Description: Understand what mortgage APR is and what its functions are. The APR can work as a useful tool for you to compare home loan options.
Understanding mortgage loan annual percentage rate
When you request for a home loan, the lender is bound to inform you about the interest rate along with the Annual Percentage Rate or APR.
However, what precisely is the APR? The APR indicates the overall cost of borrowing a home loan and it is expressed as a percentage. This number has been planned to help borrowers shop for mortgages by making them simpler to compare. By using the Annual Percentage Rate, you can compare same types of loans (loans with equal repayment terms or amounts) and choose the one that is right for your budget. To be precise, you can compare apples to apples. You can use an APR calculator to work out Annual Percentage Rates of different home loans and compare them.
How to grade a loan
The APR calculates the net effective cost of taking out a loan. In other words, the Annual Percentage Rate answers the question: “Is it sensible to spend more money on upfront fees for obtaining a lower rate?” The Federal Government has made it compulsory for the lenders to advertise the APR since loans are often offered at various terms.
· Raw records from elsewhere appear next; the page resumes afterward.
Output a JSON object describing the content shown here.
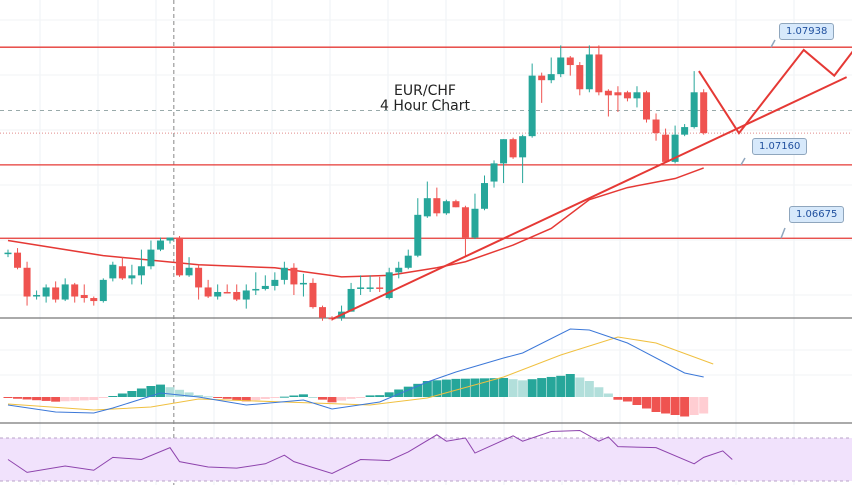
{
  "chart_data": {
    "type": "candlestick",
    "title": "EUR/CHF",
    "subtitle": "4 Hour Chart",
    "ylim": [
      1.061,
      1.0825
    ],
    "colors": {
      "up": "#26a69a",
      "down": "#ef5350",
      "line": "#e53935",
      "macd": "#3c78d8",
      "signal": "#f0c040",
      "rsi": "#8e44ad",
      "rsi_band": "#f1e2fc"
    },
    "candles": [
      [
        1.0658,
        1.066,
        1.0655,
        1.0658
      ],
      [
        1.0658,
        1.0661,
        1.0647,
        1.0648
      ],
      [
        1.0648,
        1.0652,
        1.0623,
        1.0629
      ],
      [
        1.063,
        1.0633,
        1.0627,
        1.063
      ],
      [
        1.0629,
        1.0637,
        1.0625,
        1.0635
      ],
      [
        1.0635,
        1.0639,
        1.0625,
        1.0627
      ],
      [
        1.0627,
        1.0641,
        1.0626,
        1.0637
      ],
      [
        1.0637,
        1.0638,
        1.0625,
        1.0629
      ],
      [
        1.063,
        1.0637,
        1.0625,
        1.0628
      ],
      [
        1.0628,
        1.0629,
        1.0623,
        1.0626
      ],
      [
        1.0626,
        1.0641,
        1.0625,
        1.064
      ],
      [
        1.0641,
        1.0652,
        1.0639,
        1.065
      ],
      [
        1.0649,
        1.0655,
        1.064,
        1.0641
      ],
      [
        1.0641,
        1.065,
        1.0637,
        1.0643
      ],
      [
        1.0643,
        1.066,
        1.0637,
        1.0649
      ],
      [
        1.0649,
        1.0666,
        1.0647,
        1.066
      ],
      [
        1.066,
        1.0668,
        1.0659,
        1.0666
      ],
      [
        1.0666,
        1.0668,
        1.0664,
        1.0668
      ],
      [
        1.0668,
        1.0669,
        1.0642,
        1.0643
      ],
      [
        1.0643,
        1.0655,
        1.0642,
        1.0648
      ],
      [
        1.0648,
        1.065,
        1.0627,
        1.0635
      ],
      [
        1.0635,
        1.064,
        1.0628,
        1.0629
      ],
      [
        1.0629,
        1.0637,
        1.0627,
        1.0632
      ],
      [
        1.0632,
        1.0637,
        1.0631,
        1.0631
      ],
      [
        1.0632,
        1.0637,
        1.0626,
        1.0627
      ],
      [
        1.0627,
        1.0637,
        1.0621,
        1.0633
      ],
      [
        1.0633,
        1.0645,
        1.063,
        1.0634
      ],
      [
        1.0634,
        1.0643,
        1.0633,
        1.0636
      ],
      [
        1.0636,
        1.0645,
        1.0633,
        1.064
      ],
      [
        1.064,
        1.0652,
        1.0637,
        1.0648
      ],
      [
        1.0648,
        1.0651,
        1.063,
        1.0637
      ],
      [
        1.0637,
        1.0644,
        1.0629,
        1.0638
      ],
      [
        1.0638,
        1.0641,
        1.0621,
        1.0622
      ],
      [
        1.0622,
        1.0623,
        1.0613,
        1.0615
      ],
      [
        1.0615,
        1.0616,
        1.0613,
        1.0614
      ],
      [
        1.0615,
        1.0623,
        1.0613,
        1.0619
      ],
      [
        1.0619,
        1.0638,
        1.0619,
        1.0634
      ],
      [
        1.0634,
        1.0643,
        1.063,
        1.0635
      ],
      [
        1.0635,
        1.0643,
        1.0632,
        1.0635
      ],
      [
        1.0635,
        1.0642,
        1.0632,
        1.0634
      ],
      [
        1.0628,
        1.0648,
        1.0627,
        1.0645
      ],
      [
        1.0645,
        1.0652,
        1.0641,
        1.0648
      ],
      [
        1.0648,
        1.066,
        1.0647,
        1.0656
      ],
      [
        1.0656,
        1.0694,
        1.0655,
        1.0683
      ],
      [
        1.0682,
        1.0705,
        1.0681,
        1.0694
      ],
      [
        1.0694,
        1.0701,
        1.0682,
        1.0684
      ],
      [
        1.0684,
        1.0693,
        1.0683,
        1.0692
      ],
      [
        1.0692,
        1.0693,
        1.0688,
        1.0688
      ],
      [
        1.0688,
        1.0689,
        1.0655,
        1.0668
      ],
      [
        1.0668,
        1.0697,
        1.0667,
        1.0687
      ],
      [
        1.0687,
        1.0709,
        1.0686,
        1.0704
      ],
      [
        1.0705,
        1.0719,
        1.0701,
        1.0717
      ],
      [
        1.0717,
        1.0733,
        1.0704,
        1.0733
      ],
      [
        1.0733,
        1.0734,
        1.072,
        1.0721
      ],
      [
        1.0721,
        1.0736,
        1.0704,
        1.0735
      ],
      [
        1.0735,
        1.0783,
        1.0734,
        1.0775
      ],
      [
        1.0775,
        1.0777,
        1.0757,
        1.0772
      ],
      [
        1.0772,
        1.0787,
        1.077,
        1.0776
      ],
      [
        1.0776,
        1.0795,
        1.0774,
        1.0787
      ],
      [
        1.0787,
        1.0788,
        1.0775,
        1.0782
      ],
      [
        1.0782,
        1.0784,
        1.0762,
        1.0766
      ],
      [
        1.0766,
        1.0795,
        1.0764,
        1.0789
      ],
      [
        1.0789,
        1.0795,
        1.0762,
        1.0764
      ],
      [
        1.0765,
        1.0766,
        1.0748,
        1.0762
      ],
      [
        1.0764,
        1.0768,
        1.0751,
        1.0762
      ],
      [
        1.0764,
        1.0765,
        1.0758,
        1.076
      ],
      [
        1.076,
        1.0768,
        1.0754,
        1.0764
      ],
      [
        1.0764,
        1.0765,
        1.0744,
        1.0746
      ],
      [
        1.0746,
        1.075,
        1.0732,
        1.0737
      ],
      [
        1.0736,
        1.074,
        1.0718,
        1.0718
      ],
      [
        1.0718,
        1.0742,
        1.0717,
        1.0736
      ],
      [
        1.0736,
        1.0743,
        1.0735,
        1.0741
      ],
      [
        1.0741,
        1.0778,
        1.074,
        1.0764
      ],
      [
        1.0764,
        1.0766,
        1.0736,
        1.0737
      ]
    ],
    "moving_average": [
      [
        0,
        1.0666
      ],
      [
        10,
        1.0656
      ],
      [
        20,
        1.065
      ],
      [
        28,
        1.0648
      ],
      [
        35,
        1.0642
      ],
      [
        40,
        1.0643
      ],
      [
        45,
        1.0648
      ],
      [
        48,
        1.0652
      ],
      [
        53,
        1.0663
      ],
      [
        57,
        1.0674
      ],
      [
        61,
        1.0693
      ],
      [
        65,
        1.0701
      ],
      [
        70,
        1.0707
      ],
      [
        73,
        1.0714
      ]
    ],
    "levels": [
      {
        "price": 1.07938,
        "label": "1.07938"
      },
      {
        "price": 1.0716,
        "label": "1.07160"
      },
      {
        "price": 1.06675,
        "label": "1.06675"
      }
    ],
    "last_price": 1.0737,
    "dashed_price": 1.0752,
    "trendline": [
      [
        34,
        1.0614
      ],
      [
        88,
        1.0774
      ]
    ],
    "projection": [
      [
        72.5,
        1.0778
      ],
      [
        76.7,
        1.0737
      ],
      [
        83.5,
        1.0792
      ],
      [
        86.7,
        1.0775
      ],
      [
        89,
        1.0794
      ]
    ],
    "crosshair_index": 17.4,
    "macd": {
      "macd_line": [
        [
          0,
          -8
        ],
        [
          5,
          -15
        ],
        [
          9,
          -16
        ],
        [
          11,
          -11
        ],
        [
          16,
          4
        ],
        [
          20,
          0
        ],
        [
          25,
          -8
        ],
        [
          31,
          -3
        ],
        [
          34,
          -12
        ],
        [
          39,
          -5
        ],
        [
          44,
          15
        ],
        [
          47,
          25
        ],
        [
          52,
          39
        ],
        [
          54,
          44
        ],
        [
          59,
          68
        ],
        [
          61,
          67
        ],
        [
          65,
          54
        ],
        [
          70,
          29
        ],
        [
          71,
          24
        ],
        [
          73,
          20
        ]
      ],
      "signal_line": [
        [
          0,
          -7
        ],
        [
          9,
          -13
        ],
        [
          15,
          -10
        ],
        [
          20,
          -2
        ],
        [
          29,
          -5
        ],
        [
          38,
          -8
        ],
        [
          44,
          -1
        ],
        [
          52,
          20
        ],
        [
          58,
          42
        ],
        [
          64,
          60
        ],
        [
          68,
          54
        ],
        [
          74,
          33
        ]
      ]
    },
    "rsi": {
      "band": [
        30,
        70
      ],
      "values": [
        [
          0,
          50
        ],
        [
          2,
          38
        ],
        [
          6,
          44
        ],
        [
          9,
          40
        ],
        [
          11,
          52
        ],
        [
          14,
          50
        ],
        [
          17,
          61
        ],
        [
          18,
          48
        ],
        [
          21,
          43
        ],
        [
          24,
          42
        ],
        [
          27,
          46
        ],
        [
          29,
          54
        ],
        [
          30,
          48
        ],
        [
          34,
          37
        ],
        [
          37,
          50
        ],
        [
          40,
          49
        ],
        [
          42,
          57
        ],
        [
          45,
          73
        ],
        [
          46,
          67
        ],
        [
          48,
          70
        ],
        [
          49,
          56
        ],
        [
          53,
          72
        ],
        [
          54,
          67
        ],
        [
          57,
          76
        ],
        [
          60,
          77
        ],
        [
          62,
          67
        ],
        [
          63,
          71
        ],
        [
          64,
          62
        ],
        [
          68,
          61
        ],
        [
          72,
          46
        ],
        [
          73,
          52
        ],
        [
          75,
          58
        ],
        [
          76,
          50
        ]
      ]
    }
  }
}
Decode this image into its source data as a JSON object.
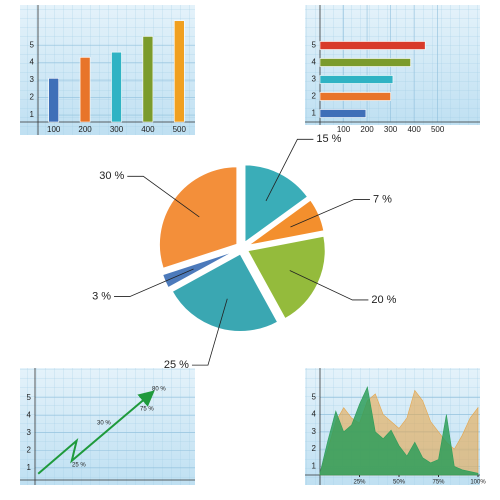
{
  "chart_data": [
    {
      "type": "bar",
      "categories": [
        "100",
        "200",
        "300",
        "400",
        "500"
      ],
      "values": [
        3.1,
        4.3,
        4.6,
        5.5,
        6.4
      ],
      "colors": [
        "#3f6fb8",
        "#e8742a",
        "#2fb3c4",
        "#7b9b2c",
        "#f0a020"
      ],
      "ylim": [
        0.6,
        7.3
      ],
      "yticks": [
        1,
        2,
        3,
        4,
        5
      ],
      "grid": true
    },
    {
      "type": "hbar",
      "categories": [
        "1",
        "2",
        "3",
        "4",
        "5"
      ],
      "values": [
        195,
        300,
        310,
        385,
        447
      ],
      "colors": [
        "#3f6fb8",
        "#e8742a",
        "#2fb3c4",
        "#7b9b2c",
        "#d83a2a"
      ],
      "xlim": [
        0,
        680
      ],
      "xticks": [
        100,
        200,
        300,
        400,
        500
      ],
      "grid": true
    },
    {
      "type": "pie",
      "values": [
        15,
        7,
        20,
        25,
        3,
        30
      ],
      "value_labels": [
        "15 %",
        "7 %",
        "20 %",
        "25 %",
        "3 %",
        "30 %"
      ],
      "colors": [
        "#2aa7b2",
        "#f2861c",
        "#8cb62c",
        "#2aa0ac",
        "#3d6fb6",
        "#f2862a"
      ]
    },
    {
      "type": "line",
      "x": [
        0.2,
        2.6,
        2.3,
        7.2
      ],
      "values": [
        0.66,
        2.54,
        1.4,
        5.2
      ],
      "color": "#1f9a3c",
      "xlim": [
        0,
        10
      ],
      "ylim": [
        0.3,
        6.7
      ],
      "yticks": [
        1,
        2,
        3,
        4,
        5
      ],
      "grid": true,
      "annotations": [
        "25 %",
        "30 %",
        "75 %",
        "80 %"
      ]
    },
    {
      "type": "area",
      "x": [
        0,
        5,
        10,
        15,
        20,
        25,
        30,
        35,
        40,
        45,
        50,
        55,
        60,
        65,
        70,
        75,
        80,
        85,
        90,
        95,
        100
      ],
      "series": [
        {
          "color": "#e6a64c",
          "values": [
            0.6,
            2.0,
            3.6,
            4.4,
            3.8,
            3.5,
            4.8,
            5.2,
            4.0,
            3.6,
            3.2,
            3.8,
            5.4,
            4.8,
            3.6,
            3.0,
            2.4,
            2.0,
            2.8,
            3.8,
            4.4
          ]
        },
        {
          "color": "#2e9e5a",
          "values": [
            0.6,
            2.5,
            4.2,
            3.0,
            3.4,
            4.6,
            5.6,
            3.0,
            2.6,
            3.1,
            2.2,
            1.6,
            2.4,
            1.5,
            1.2,
            1.4,
            4.0,
            1.0,
            0.8,
            0.7,
            0.6
          ]
        }
      ],
      "xlim": [
        0,
        100
      ],
      "ylim": [
        0.5,
        6.7
      ],
      "yticks": [
        1,
        2,
        3,
        4,
        5
      ],
      "xticks": [
        {
          "value": 25,
          "label": "25%"
        },
        {
          "value": 50,
          "label": "50%"
        },
        {
          "value": 75,
          "label": "75%"
        },
        {
          "value": 100,
          "label": "100%"
        }
      ],
      "grid": true
    }
  ]
}
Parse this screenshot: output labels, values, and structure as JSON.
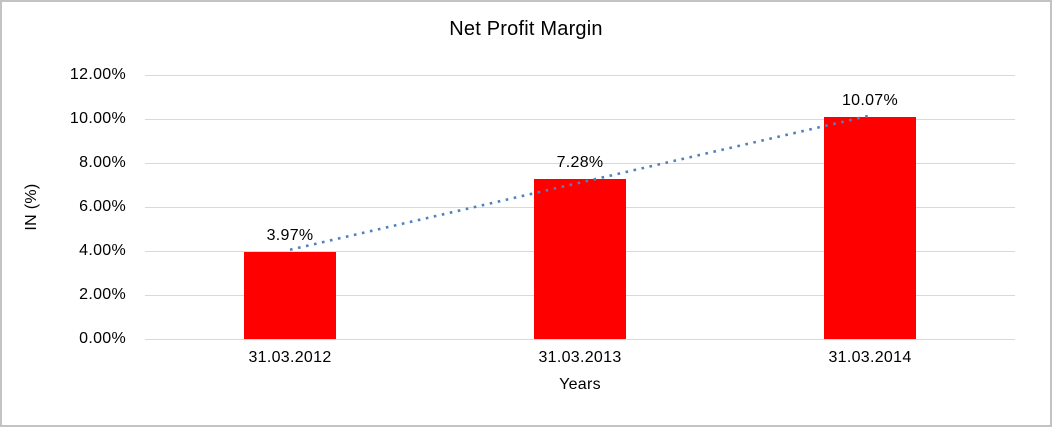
{
  "chart_data": {
    "type": "bar",
    "title": "Net Profit Margin",
    "xlabel": "Years",
    "ylabel": "IN (%)",
    "categories": [
      "31.03.2012",
      "31.03.2013",
      "31.03.2014"
    ],
    "values": [
      3.97,
      7.28,
      10.07
    ],
    "data_labels": [
      "3.97%",
      "7.28%",
      "10.07%"
    ],
    "ylim": [
      0,
      12
    ],
    "ytick_labels": [
      "0.00%",
      "2.00%",
      "4.00%",
      "6.00%",
      "8.00%",
      "10.00%",
      "12.00%"
    ],
    "grid": "horizontal",
    "legend": "none",
    "colors": {
      "bar": "#ff0000",
      "trendline": "#4f81bd",
      "gridline": "#d9d9d9",
      "text": "#000000",
      "background": "#ffffff"
    },
    "trendline": {
      "type": "linear",
      "style": "dotted"
    }
  }
}
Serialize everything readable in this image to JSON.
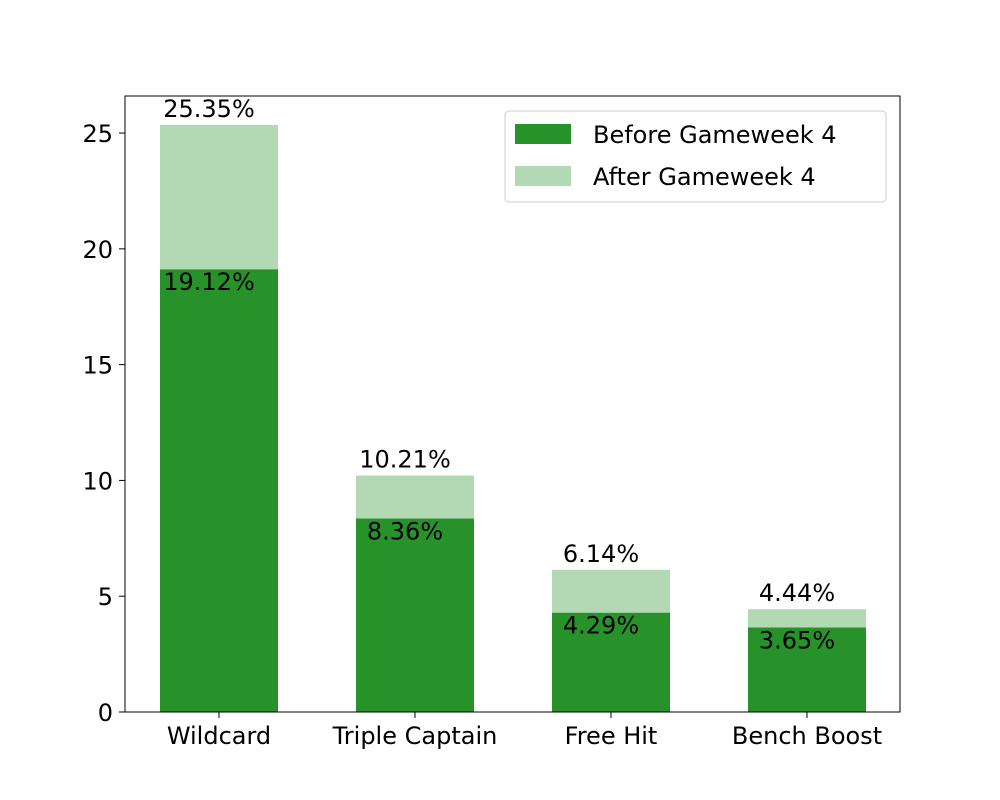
{
  "chart_data": {
    "type": "bar",
    "stacked": true,
    "categories": [
      "Wildcard",
      "Triple Captain",
      "Free Hit",
      "Bench Boost"
    ],
    "series": [
      {
        "name": "Before Gameweek 4",
        "values": [
          19.12,
          8.36,
          4.29,
          3.65
        ],
        "labels": [
          "19.12%",
          "8.36%",
          "4.29%",
          "3.65%"
        ],
        "color": "#27922a"
      },
      {
        "name": "After Gameweek 4",
        "values": [
          6.23,
          1.85,
          1.85,
          0.79
        ],
        "labels": [
          "25.35%",
          "10.21%",
          "6.14%",
          "4.44%"
        ],
        "color": "#b3d9b4"
      }
    ],
    "totals": [
      25.35,
      10.21,
      6.14,
      4.44
    ],
    "title": "",
    "xlabel": "",
    "ylabel": "",
    "ylim": [
      0,
      26.6
    ],
    "yticks": [
      "0",
      "5",
      "10",
      "15",
      "20",
      "25"
    ],
    "grid": false,
    "legend_position": "top-right"
  }
}
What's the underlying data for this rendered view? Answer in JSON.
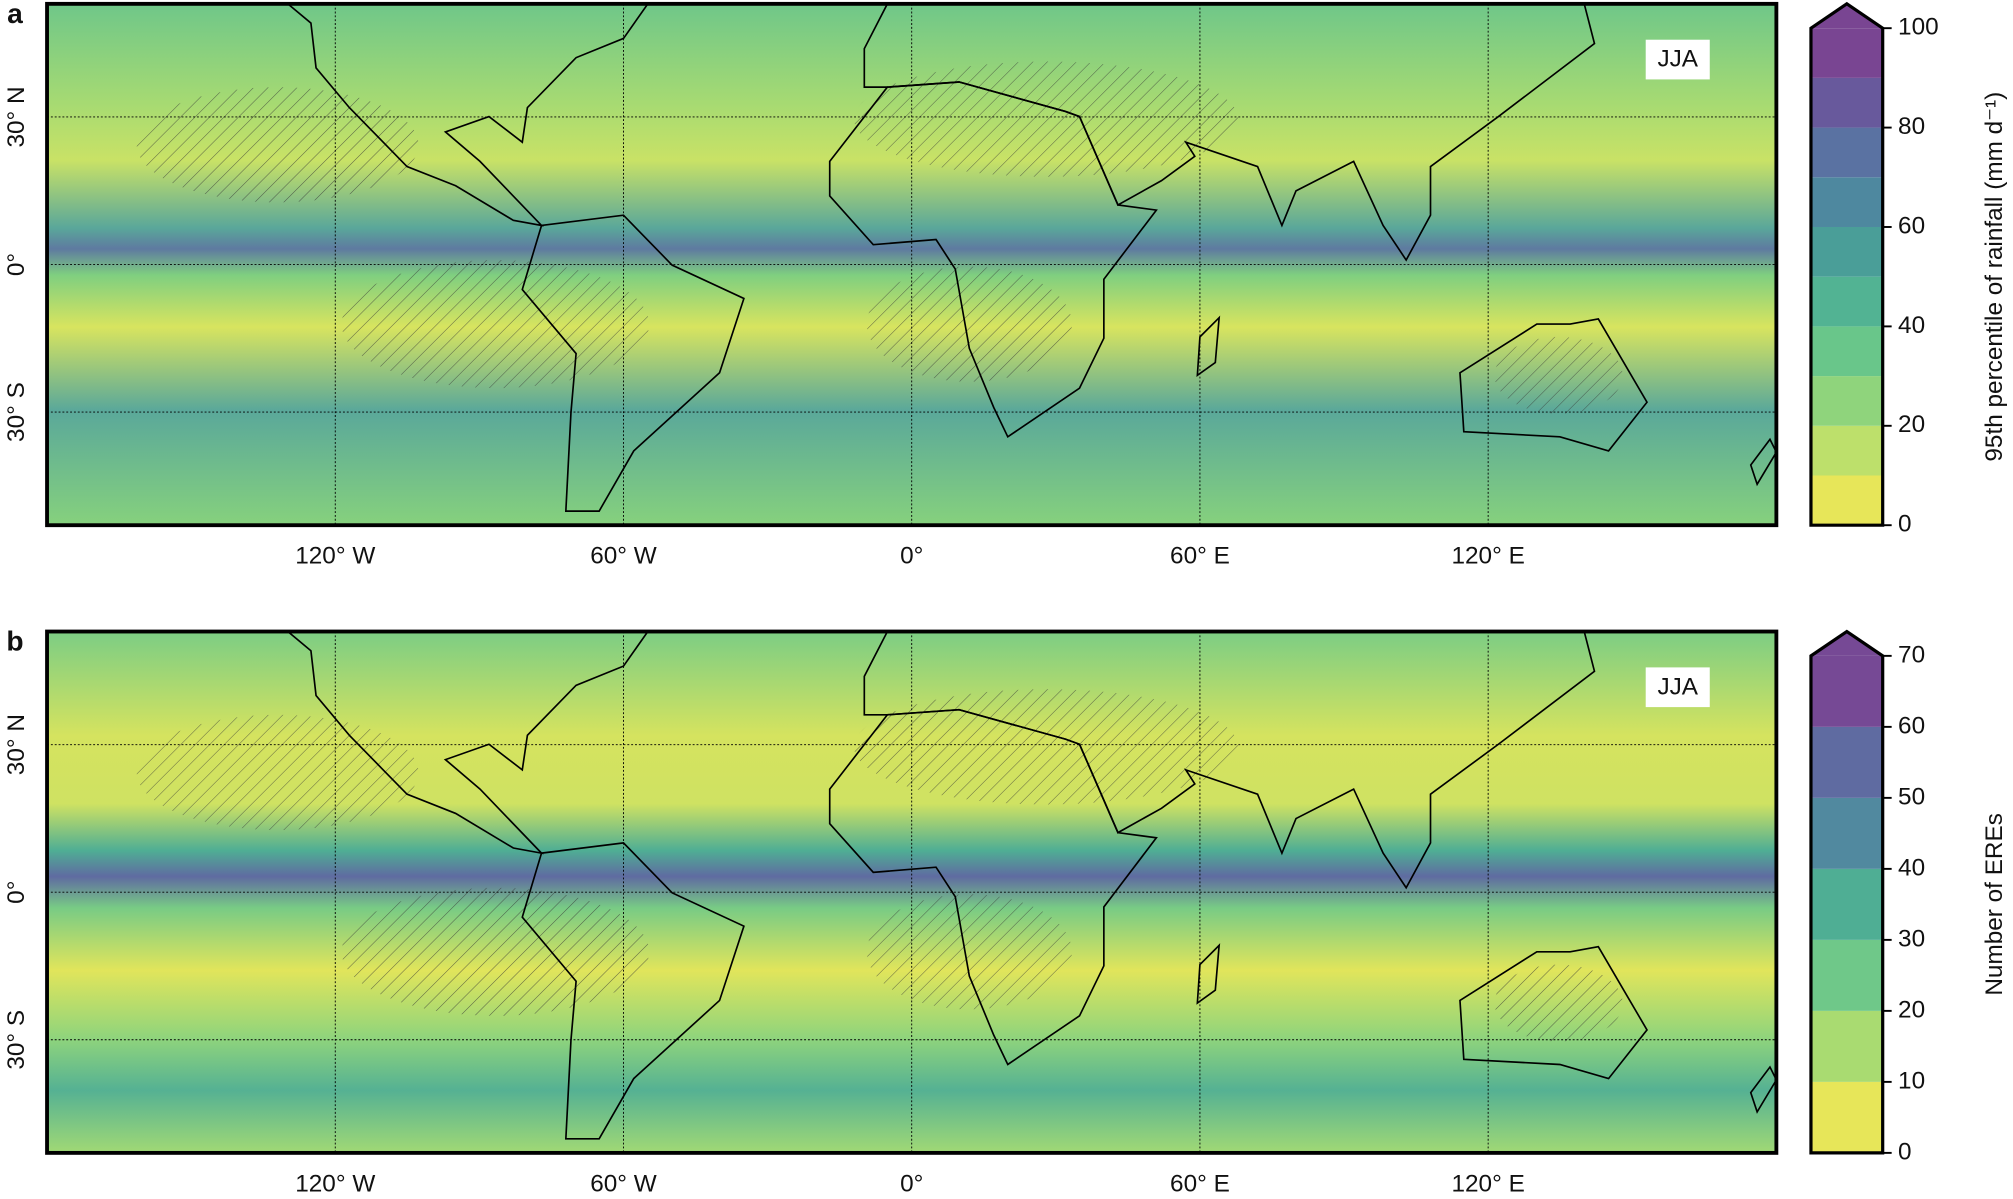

It might be difficult for a borrower to differentiate loan terms from various lenders and select a loan that is right for their needs. The APR can help you choose the right loan.
For instance, you might obtain the following two quotes for a mortgage amount of $150,000, each for a repayment term of 30 years:
Lender X offers 6.5% where the borrower is not paying any discount points and paying $5,000 as fees
Lender Y offers 6.25% where the borrower is paying $5,500 as fees and one discount point ($1,500). So the total is $7,000 in fees and points.
Lender Y is offering a lower interest rate but they are asking for $2,000 extra in fees and points. Then which is the better offer? The APR can give you the answer. By using an APR calculator, you would find out that the Annual Percentage Rate of lender X is 6.83% and at the same time, the APR of lender Y is 6.71%. As the APR of lender Y is less, it is a better offer in the long run.
Take into account the repayment term
An offer that is beneficial in the long run might not be so in the short run. For a short term period, the offer made by Lender X is more beneficial. The offer made by lender Y comes to you with a lower Annual Percentage Rate, but you have to pay $2,000 extra as cash. If you don’t have the cash or you require it for any other purposes, what option would be left for you? In these circumstances, you might opt for the loan offer made by lender X in spite of its higher APR and interest rate. If you plan to shift within a small time period, you would see that the loan offer made by lender X would be cheaper for you.
In contrast, if you intend to stay in your home for the entire loan term, then the offer made by lender Y would be cheaper.
The Annual Percentage Rate takes into consideration some costs of obtaining the loan like points, mortgage insurance and other loan fees. It doesn’t take into consideration particular fees like late payment fees, nonrefundable application fees, title examination fees, title insurance premium, document preparation fees, appraisal fees and so on.
The Federal Truth in Lending Act (TILA) necessitates the lender to disclose the Annual Percentage Rate together with the nominal rate. The nominal rate can’t be advertised more prominently than the Annual Percentage Rate.
The Annual Percentage Rate doesn’t need to be absolutely precise. The lender can round the number up or down to the closest 1/8th of a percentage point.